Recruiting and Selecting Volunteers

The recruitment and selection of volunteers not only involves choosing the most suitable recruitment methods. It also involves meeting legal responsbilities in relation to ensuring that the volunteers you recruit are suitable for the roles they will fulfil within your group or organisation - particularly if they will be working with children or other vulnerable people. Planning for the recruitment of volunteers is a necessary requirement in finding the right volunteers for your group.


There is no one magic solution or guaranteed answer, however taking the time to plan will hugely increase your chances of a successful recruitment. As well as looking at different recruitment methods


Before you start recruiting, ask yourselves:

  • what do you need your volunteers to do?

  • who is going to deal with any enquiries about volunteers in your organisation and how will this be done?

  • what information are you going to give potential volunteers?

  • consider what you need to tell them about your organisation

  • what policies do you think volunteers need to know about before they apply, for example, do they require to be disclosure checked because this post involves working with vulnerable people?

  • do you have a budget for volunteer recruitment?

  • revisit your Equal Opportunities policy and seek to meet the same objectives as you would for the recruitment of staff

  • have you considered the timing of your recruitment?

  • have you thought about how you will manage and evaluate demand?


Drawing up a Job Description and Person Specification

What are you going to ask your volunteers to do?

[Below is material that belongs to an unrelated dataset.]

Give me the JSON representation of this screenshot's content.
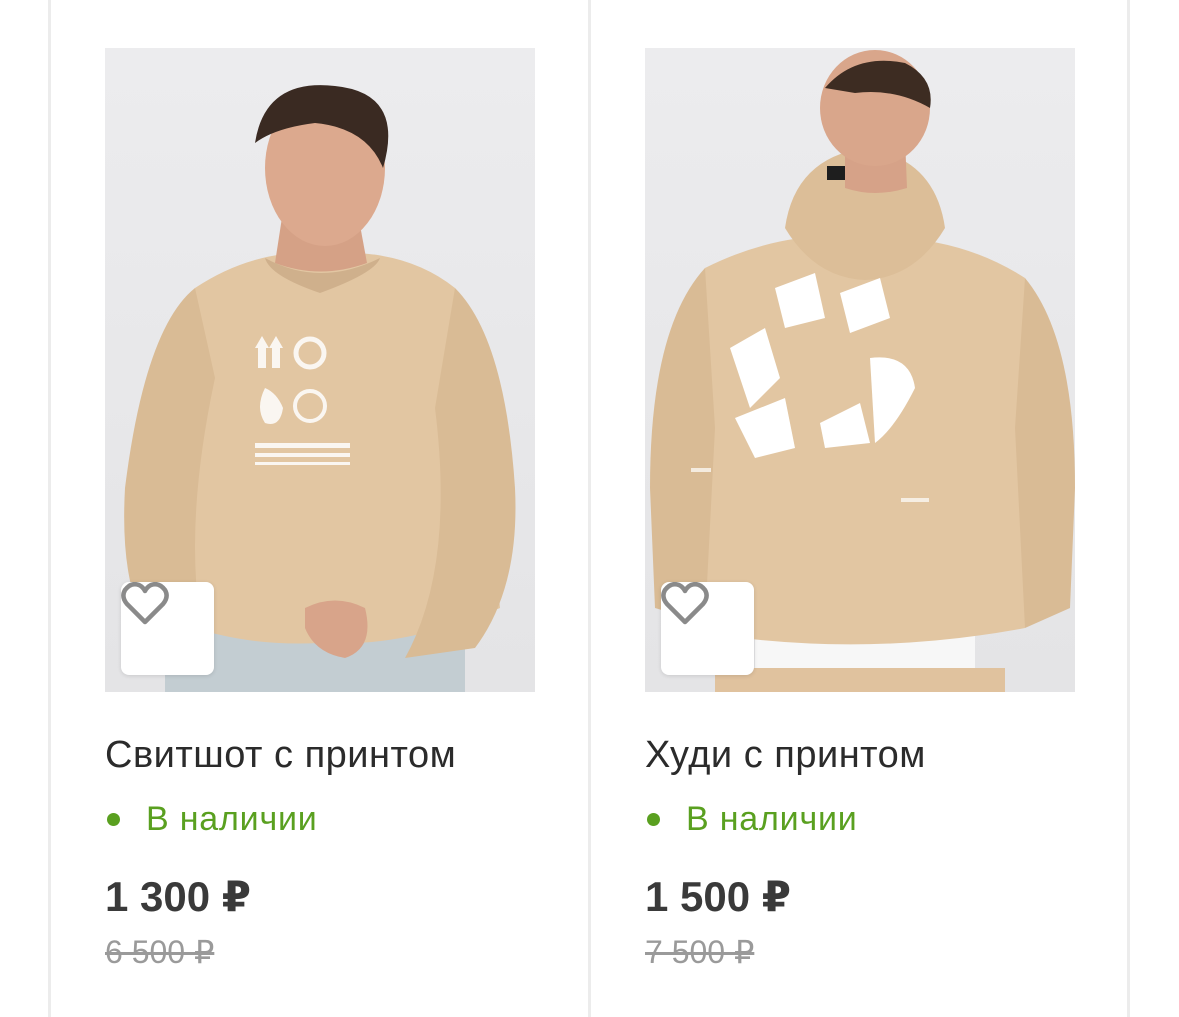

If you have a volunteer role that you wish to recruit for, as a first step, look at how that role would match with the motivation of a volunteer.


Consider this example:

You have designed a volunteer task description for a volunteer to fill envelopes, so if a potential volunteer hears about this role, what do you want them to know about it?

  • that they are doing a job that no-one else wants to do, but it does help the organisation

  • that they are sending out a nice newsletter to a long list of people

  • that they understand they are sending a newsletter to the community supported by the organisation and that this small contact is just enough to reduce people’s sense of isolation and make a real impact on their lives


Which of these do you think is most likely to appeal to a volunteers’ motivation?


A good exercise to do before you start any recruitment for a particular post is to jot down what you believe will motivate your volunteers and think about using the key words in an opening statement for your advert.